Date of Award

Fall 1996

Document Type


Degree Name

Doctor of Philosophy in Mechanical Engineering - (Ph.D.)


Mechanical Engineering

First Advisor

Benedict C. Sun

Second Advisor

Bernard Koplik

Third Advisor

Rong-Yaw Chen

Fourth Advisor

John Tavantzis

Fifth Advisor

Zhiming Ji


Since several decades ago, many authors have published their research results about local stress distributions of shells and shell-nozzles both analytically and numerically. However, there has not been a published paper, which deals with analytical solutions of cylindrical shell and oblique nozzle, even though in the case of openings formed by intersection of a cylindrical shell and an oblique nozzle.

A comprehensive analytical study of local stress factors at the area of openings formed by intersection of a cylindrical shell and an oblique nozzle under internal pressure is presented in this dissertation.

By means of traditional approach in theory of elasticity, geometric equations, physical equations and equilibrium equations are derived and then simplified under the conditions of thin shell and internal pressure.
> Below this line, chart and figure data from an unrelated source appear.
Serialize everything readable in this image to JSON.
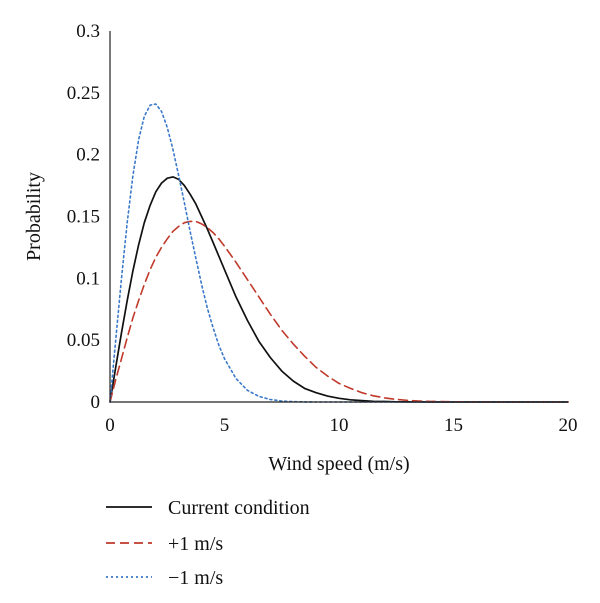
{
  "chart_data": {
    "type": "line",
    "title": "",
    "xlabel": "Wind speed (m/s)",
    "ylabel": "Probability",
    "xlim": [
      0,
      20
    ],
    "ylim": [
      0,
      0.3
    ],
    "xticks": [
      0,
      5,
      10,
      15,
      20
    ],
    "xtick_labels": [
      "0",
      "5",
      "10",
      "15",
      "20"
    ],
    "yticks": [
      0,
      0.05,
      0.1,
      0.15,
      0.2,
      0.25,
      0.3
    ],
    "ytick_labels": [
      "0",
      "0.05",
      "0.1",
      "0.15",
      "0.2",
      "0.25",
      "0.3"
    ],
    "grid": false,
    "legend_position": "bottom-left",
    "x": [
      0,
      0.25,
      0.5,
      0.75,
      1,
      1.25,
      1.5,
      1.75,
      2,
      2.25,
      2.5,
      2.75,
      3,
      3.25,
      3.5,
      3.75,
      4,
      4.25,
      4.5,
      4.75,
      5,
      5.5,
      6,
      6.5,
      7,
      7.5,
      8,
      8.5,
      9,
      9.5,
      10,
      10.5,
      11,
      11.5,
      12,
      12.5,
      13,
      13.5,
      14,
      15,
      16,
      17,
      18,
      19,
      20
    ],
    "series": [
      {
        "name": "Current condition",
        "color": "#111111",
        "dash": "solid",
        "values": [
          0,
          0.028,
          0.056,
          0.082,
          0.106,
          0.127,
          0.145,
          0.159,
          0.17,
          0.177,
          0.181,
          0.182,
          0.18,
          0.175,
          0.168,
          0.16,
          0.15,
          0.14,
          0.129,
          0.118,
          0.107,
          0.085,
          0.066,
          0.049,
          0.036,
          0.025,
          0.017,
          0.011,
          0.0075,
          0.0048,
          0.003,
          0.0018,
          0.0011,
          0.0006,
          0.0004,
          0.0002,
          0.0001,
          0.0001,
          0,
          0,
          0,
          0,
          0,
          0,
          0
        ]
      },
      {
        "name": "+1 m/s",
        "color": "#c0392b",
        "dash": "dashed",
        "values": [
          0,
          0.018,
          0.035,
          0.052,
          0.068,
          0.082,
          0.095,
          0.107,
          0.117,
          0.125,
          0.132,
          0.138,
          0.142,
          0.145,
          0.146,
          0.146,
          0.144,
          0.141,
          0.137,
          0.132,
          0.126,
          0.113,
          0.099,
          0.085,
          0.071,
          0.058,
          0.047,
          0.037,
          0.028,
          0.021,
          0.015,
          0.011,
          0.0075,
          0.005,
          0.0033,
          0.0021,
          0.0013,
          0.0008,
          0.0005,
          0.0002,
          0.0001,
          0,
          0,
          0,
          0
        ]
      },
      {
        "name": "−1 m/s",
        "color": "#3a78c9",
        "dash": "dotted",
        "values": [
          0,
          0.05,
          0.1,
          0.145,
          0.183,
          0.212,
          0.231,
          0.24,
          0.241,
          0.235,
          0.222,
          0.204,
          0.183,
          0.161,
          0.138,
          0.116,
          0.095,
          0.076,
          0.06,
          0.046,
          0.035,
          0.019,
          0.0095,
          0.0045,
          0.002,
          0.0008,
          0.0003,
          0.0001,
          0,
          0,
          0,
          0,
          0,
          0,
          0,
          0,
          0,
          0,
          0,
          0,
          0,
          0,
          0,
          0,
          0
        ]
      }
    ]
  }
}
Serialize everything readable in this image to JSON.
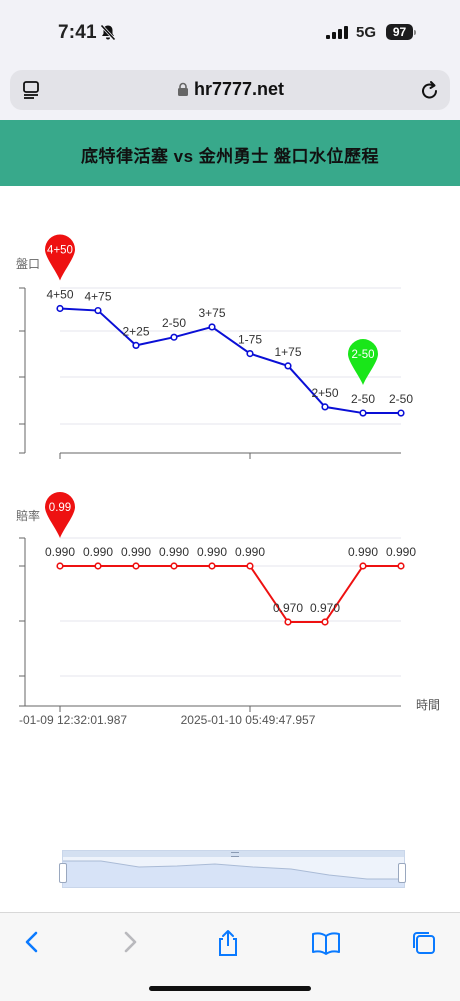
{
  "status_bar": {
    "time": "7:41",
    "network": "5G",
    "battery": "97"
  },
  "browser": {
    "url": "hr7777.net"
  },
  "header": {
    "title": "底特律活塞 vs 金州勇士 盤口水位歷程"
  },
  "chart_data": [
    {
      "type": "line",
      "ylabel": "盤口",
      "categories": [
        "4+50",
        "4+75",
        "2+25",
        "2-50",
        "3+75",
        "1-75",
        "1+75",
        "2+50",
        "2-50",
        "2-50"
      ],
      "values": [
        4.5,
        4.45,
        3.6,
        3.8,
        4.05,
        3.4,
        3.1,
        2.1,
        1.95,
        1.95
      ],
      "color": "#0a0fd6",
      "markers": [
        {
          "label": "4+50",
          "index": 0,
          "color": "#ee1111",
          "kind": "max"
        },
        {
          "label": "2-50",
          "index": 8,
          "color": "#19e619",
          "kind": "min"
        }
      ]
    },
    {
      "type": "line",
      "ylabel": "賠率",
      "xlabel": "時間",
      "x_ticks": [
        "-01-09 12:32:01.987",
        "2025-01-10 05:49:47.957"
      ],
      "values": [
        0.99,
        0.99,
        0.99,
        0.99,
        0.99,
        0.99,
        0.97,
        0.97,
        0.99,
        0.99
      ],
      "labels": [
        "0.990",
        "0.990",
        "0.990",
        "0.990",
        "0.990",
        "0.990",
        "0.970",
        "0.970",
        "0.990",
        "0.990"
      ],
      "color": "#ee1111",
      "markers": [
        {
          "label": "0.99",
          "index": 0,
          "color": "#ee1111",
          "kind": "max"
        }
      ]
    }
  ]
}
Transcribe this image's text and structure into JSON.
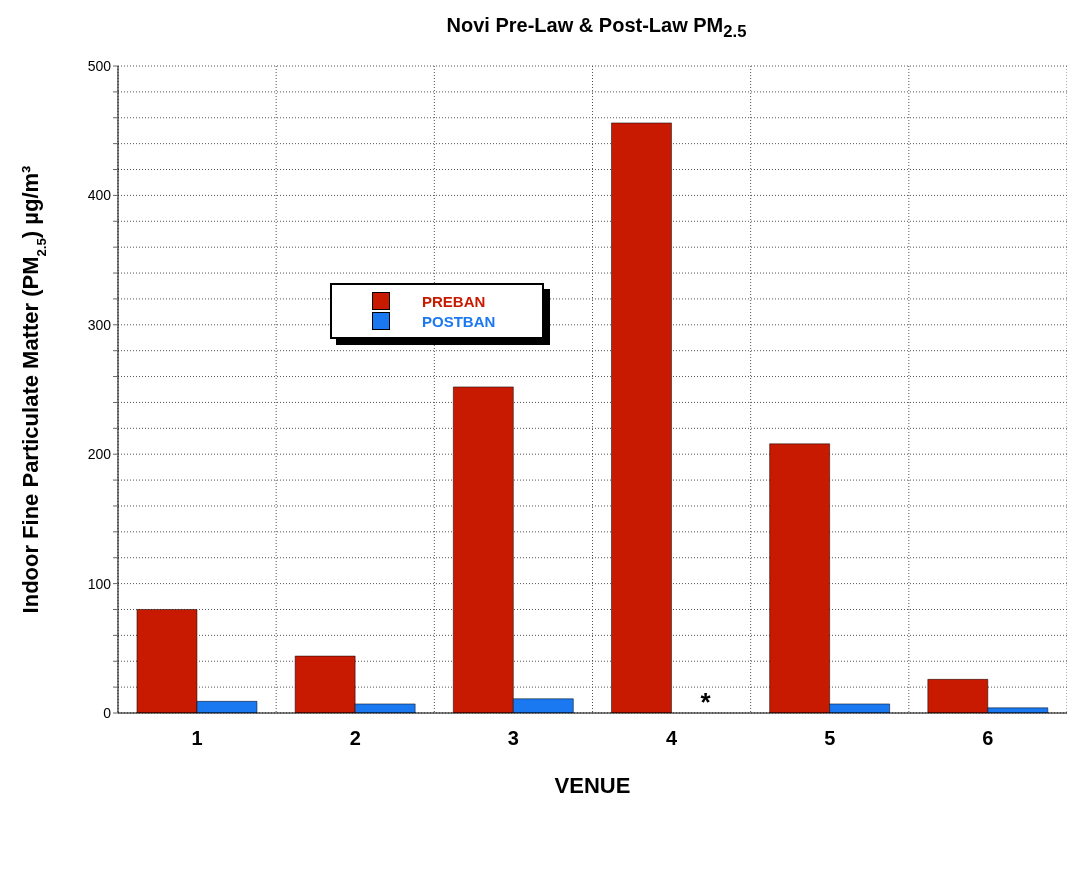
{
  "chart_data": {
    "type": "bar",
    "title": "Novi Pre-Law & Post-Law PM$_{2.5}$",
    "xlabel": "VENUE",
    "ylabel": "Indoor Fine Particulate Matter (PM$_{2.5}$) µg/m³",
    "categories": [
      "1",
      "2",
      "3",
      "4",
      "5",
      "6"
    ],
    "series": [
      {
        "name": "PREBAN",
        "color": "#c81a00",
        "values": [
          80,
          44,
          252,
          456,
          208,
          26
        ]
      },
      {
        "name": "POSTBAN",
        "color": "#1a78f0",
        "values": [
          9,
          7,
          11,
          null,
          7,
          4
        ]
      }
    ],
    "ylim": [
      0,
      500
    ],
    "yticks": [
      0,
      {
        "value": 20,
        "label": null
      },
      {
        "value": 40,
        "label": null
      },
      {
        "value": 60,
        "label": null
      },
      {
        "value": 80,
        "label": null
      },
      100,
      {
        "value": 120,
        "label": null
      },
      {
        "value": 140,
        "label": null
      },
      {
        "value": 160,
        "label": null
      },
      {
        "value": 180,
        "label": null
      },
      200,
      {
        "value": 220,
        "label": null
      },
      {
        "value": 240,
        "label": null
      },
      {
        "value": 260,
        "label": null
      },
      {
        "value": 280,
        "label": null
      },
      300,
      {
        "value": 320,
        "label": null
      },
      {
        "value": 340,
        "label": null
      },
      {
        "value": 360,
        "label": null
      },
      {
        "value": 380,
        "label": null
      },
      400,
      {
        "value": 420,
        "label": null
      },
      {
        "value": 440,
        "label": null
      },
      {
        "value": 460,
        "label": null
      },
      {
        "value": 480,
        "label": null
      },
      500
    ],
    "annotations": [
      {
        "text": "*",
        "x": "4",
        "y": 0
      }
    ],
    "grid": true,
    "legend": "left"
  }
}
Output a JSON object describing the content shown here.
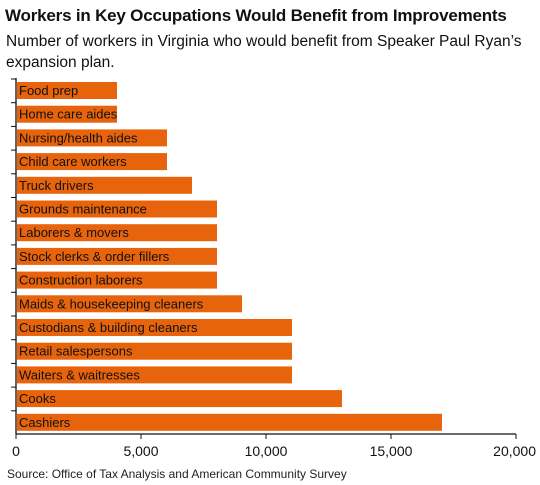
{
  "chart_data": {
    "type": "bar",
    "orientation": "horizontal",
    "title": "Workers in Key Occupations Would Benefit from Improvements",
    "subtitle": "Number of workers in Virginia who would benefit from Speaker Paul Ryan’s expansion plan.",
    "source": "Source: Office of Tax Analysis and American Community Survey",
    "categories": [
      "Food prep",
      "Home care aides",
      "Nursing/health aides",
      "Child care workers",
      "Truck drivers",
      "Grounds maintenance",
      "Laborers & movers",
      "Stock clerks & order fillers",
      "Construction laborers",
      "Maids & housekeeping cleaners",
      "Custodians & building cleaners",
      "Retail salespersons",
      "Waiters & waitresses",
      "Cooks",
      "Cashiers"
    ],
    "values": [
      4000,
      4000,
      6000,
      6000,
      7000,
      8000,
      8000,
      8000,
      8000,
      9000,
      11000,
      11000,
      11000,
      13000,
      17000
    ],
    "xlim": [
      0,
      20000
    ],
    "xticks": [
      0,
      5000,
      10000,
      15000,
      20000
    ],
    "xtick_labels": [
      "0",
      "5,000",
      "10,000",
      "15,000",
      "20,000"
    ],
    "bar_color": "#e8640c",
    "label_placement": "inside-left",
    "grid": false
  }
}
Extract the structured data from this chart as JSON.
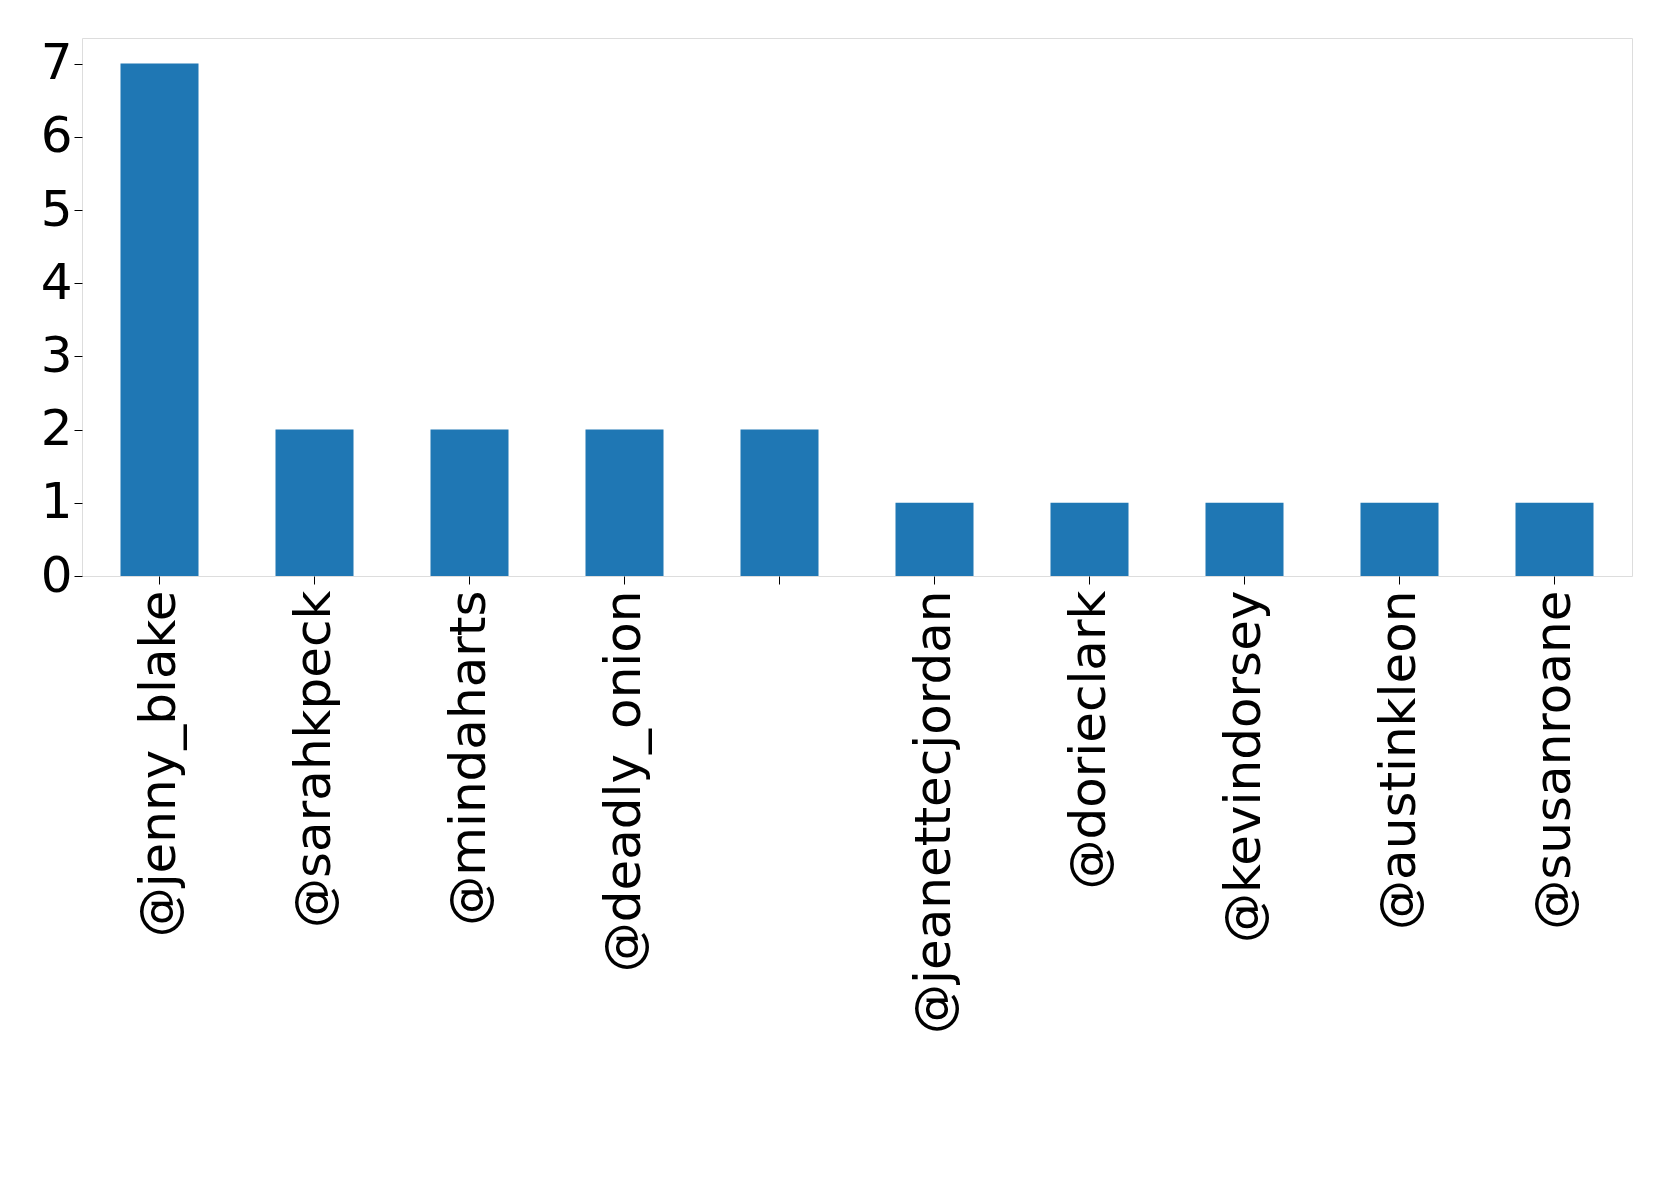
{
  "chart_data": {
    "type": "bar",
    "categories": [
      "@jenny_blake",
      "@sarahkpeck",
      "@mindaharts",
      "@deadly_onion",
      null,
      "@jeanettecjordan",
      "@dorieclark",
      "@kevindorsey",
      "@austinkleon",
      "@susanroane"
    ],
    "values": [
      7,
      2,
      2,
      2,
      2,
      1,
      1,
      1,
      1,
      1
    ],
    "color": "#1f77b4",
    "ylim": [
      0,
      7.35
    ],
    "yticks": [
      0,
      1,
      2,
      3,
      4,
      5,
      6,
      7
    ],
    "grid": false
  }
}
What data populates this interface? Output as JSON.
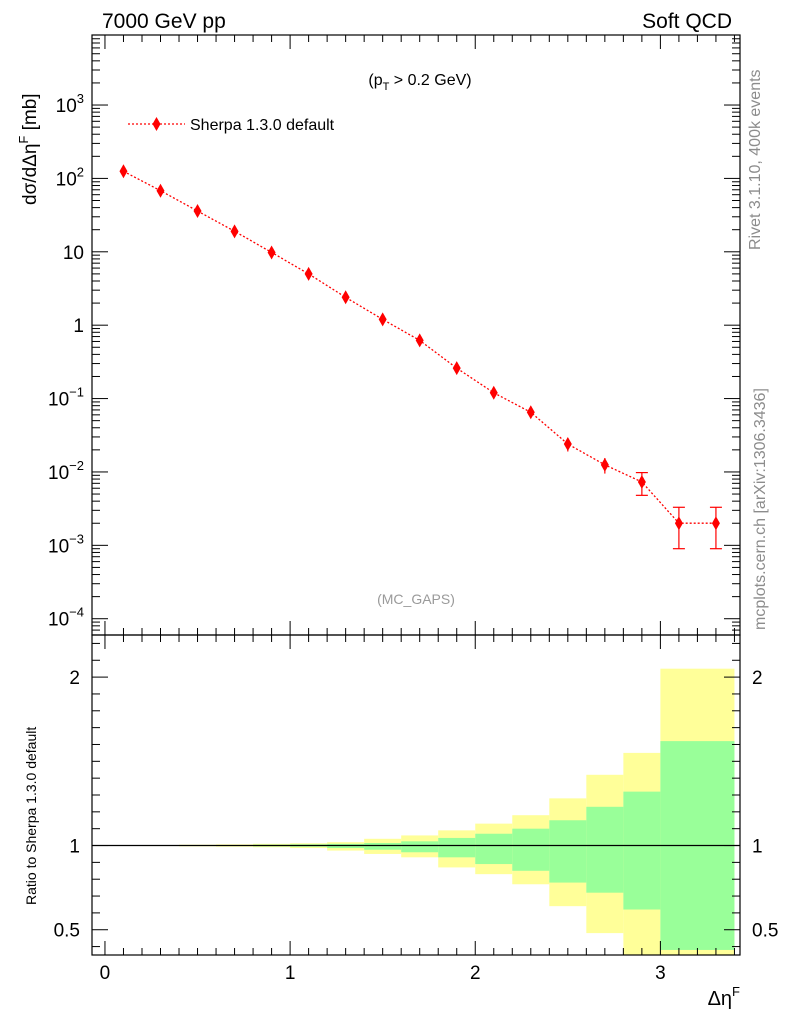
{
  "header": {
    "left": "7000 GeV pp",
    "right": "Soft QCD"
  },
  "side_text": {
    "rivet": "Rivet 3.1.10,  400k events",
    "source": "mcplots.cern.ch [arXiv:1306.3436]"
  },
  "chart_data": [
    {
      "type": "line",
      "annotation": "(p_T > 0.2 GeV)",
      "watermark": "(MC_GAPS)",
      "ylabel": "dσ/dΔη^F [mb]",
      "yscale": "log",
      "xlim": [
        -0.07,
        3.43
      ],
      "ylim": [
        6e-05,
        9000
      ],
      "y_ticks": [
        {
          "value": 0.0001,
          "label": "10^-4"
        },
        {
          "value": 0.001,
          "label": "10^-3"
        },
        {
          "value": 0.01,
          "label": "10^-2"
        },
        {
          "value": 0.1,
          "label": "10^-1"
        },
        {
          "value": 1,
          "label": "1"
        },
        {
          "value": 10,
          "label": "10"
        },
        {
          "value": 100,
          "label": "10^2"
        },
        {
          "value": 1000,
          "label": "10^3"
        }
      ],
      "legend_position": "top-left",
      "series": [
        {
          "name": "Sherpa 1.3.0 default",
          "color": "#ff0000",
          "x": [
            0.1,
            0.3,
            0.5,
            0.7,
            0.9,
            1.1,
            1.3,
            1.5,
            1.7,
            1.9,
            2.1,
            2.3,
            2.5,
            2.7,
            2.9,
            3.1,
            3.3
          ],
          "y": [
            125,
            68,
            36,
            19,
            9.8,
            5.0,
            2.4,
            1.2,
            0.62,
            0.26,
            0.12,
            0.065,
            0.024,
            0.0125,
            0.0073,
            0.002,
            0.002
          ],
          "yerr_up": [
            3,
            2,
            1.5,
            0.9,
            0.5,
            0.3,
            0.15,
            0.08,
            0.05,
            0.03,
            0.015,
            0.009,
            0.005,
            0.003,
            0.0025,
            0.0013,
            0.0013
          ],
          "yerr_down": [
            3,
            2,
            1.5,
            0.9,
            0.5,
            0.3,
            0.15,
            0.08,
            0.05,
            0.03,
            0.015,
            0.009,
            0.005,
            0.003,
            0.0025,
            0.0011,
            0.0011
          ]
        }
      ]
    },
    {
      "type": "area",
      "ylabel": "Ratio to Sherpa 1.3.0 default",
      "xlabel": "Δη^F",
      "xlim": [
        -0.07,
        3.43
      ],
      "ylim": [
        0.35,
        2.25
      ],
      "x_ticks": [
        0,
        1,
        2,
        3
      ],
      "y_ticks": [
        0.5,
        1,
        2
      ],
      "reference_line": 1,
      "bin_edges": [
        0.0,
        0.2,
        0.4,
        0.6,
        0.8,
        1.0,
        1.2,
        1.4,
        1.6,
        1.8,
        2.0,
        2.2,
        2.4,
        2.6,
        2.8,
        3.0,
        3.4
      ],
      "bands": [
        {
          "color": "#ffff99",
          "upper": [
            1.002,
            1.003,
            1.005,
            1.007,
            1.01,
            1.013,
            1.02,
            1.04,
            1.06,
            1.09,
            1.13,
            1.18,
            1.28,
            1.42,
            1.55,
            2.05
          ],
          "lower": [
            0.998,
            0.997,
            0.995,
            0.993,
            0.99,
            0.985,
            0.97,
            0.95,
            0.93,
            0.87,
            0.83,
            0.77,
            0.64,
            0.48,
            0.33,
            0.33
          ]
        },
        {
          "color": "#99ff99",
          "upper": [
            1.001,
            1.001,
            1.002,
            1.003,
            1.005,
            1.007,
            1.01,
            1.015,
            1.025,
            1.045,
            1.07,
            1.1,
            1.15,
            1.23,
            1.32,
            1.62
          ],
          "lower": [
            0.999,
            0.999,
            0.998,
            0.997,
            0.995,
            0.993,
            0.985,
            0.975,
            0.96,
            0.93,
            0.89,
            0.85,
            0.78,
            0.72,
            0.62,
            0.38
          ]
        }
      ]
    }
  ]
}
The concepts of normalized forces and moments in the mid-surface are established to make all governing partial differential equations mathematically solvable.

This dissertation mathematically determines the exact geometric description of intersection formed by a cylindrical shell and an oblique nozzle. This result is not only the boundary conditions of the present study, but also a basis for analytical solutions of intersection formed by a cylindrical shell and an elliptical nozzle in the future.

Introducing the displacement function, this study combines the geometric equations, physical equations, equilibrium equations and boundary conditions to obtain the analytical solutions.

Finally, this dissertation calculates the results of five cases, which correspond to the intersection angles of 90°, 75°, 60°, 45° and 30° respectively. The results are presented in the forms of stress concentration factors (SCF) and described in the fourteen figures. The typical calculations indicate:

  1. When the intersection angle is 90°, the stress results are in good agreement with the existing literature [10].
  2. At the neighborhood of point A, both of circumferential stresses and longitudinal stresses increase as the intersection angle decreases from 90° to 30°, and the closer to the 30°, the faster the increase becomes. Therefore, among all angles from 90° to 30°, the intersection angle 90° has the least local stresses.
  3. At the neighborhood of point C, when the intersection angle varies from 90° to 30°, circumferential stresses remain virtually constant, however, longitudinal stresses are compressive and they remain constant on the outside surface, but, increase on the inside surfaces.
  4. After consideration of all influential factors, it is suggested that the intersection angles from 90° to 60° should be the best choices. The intersection angles from 60° to 45° can be selected if the internal pressure is not too high. The intersection angles less than 45° should be avoided as practical as possible.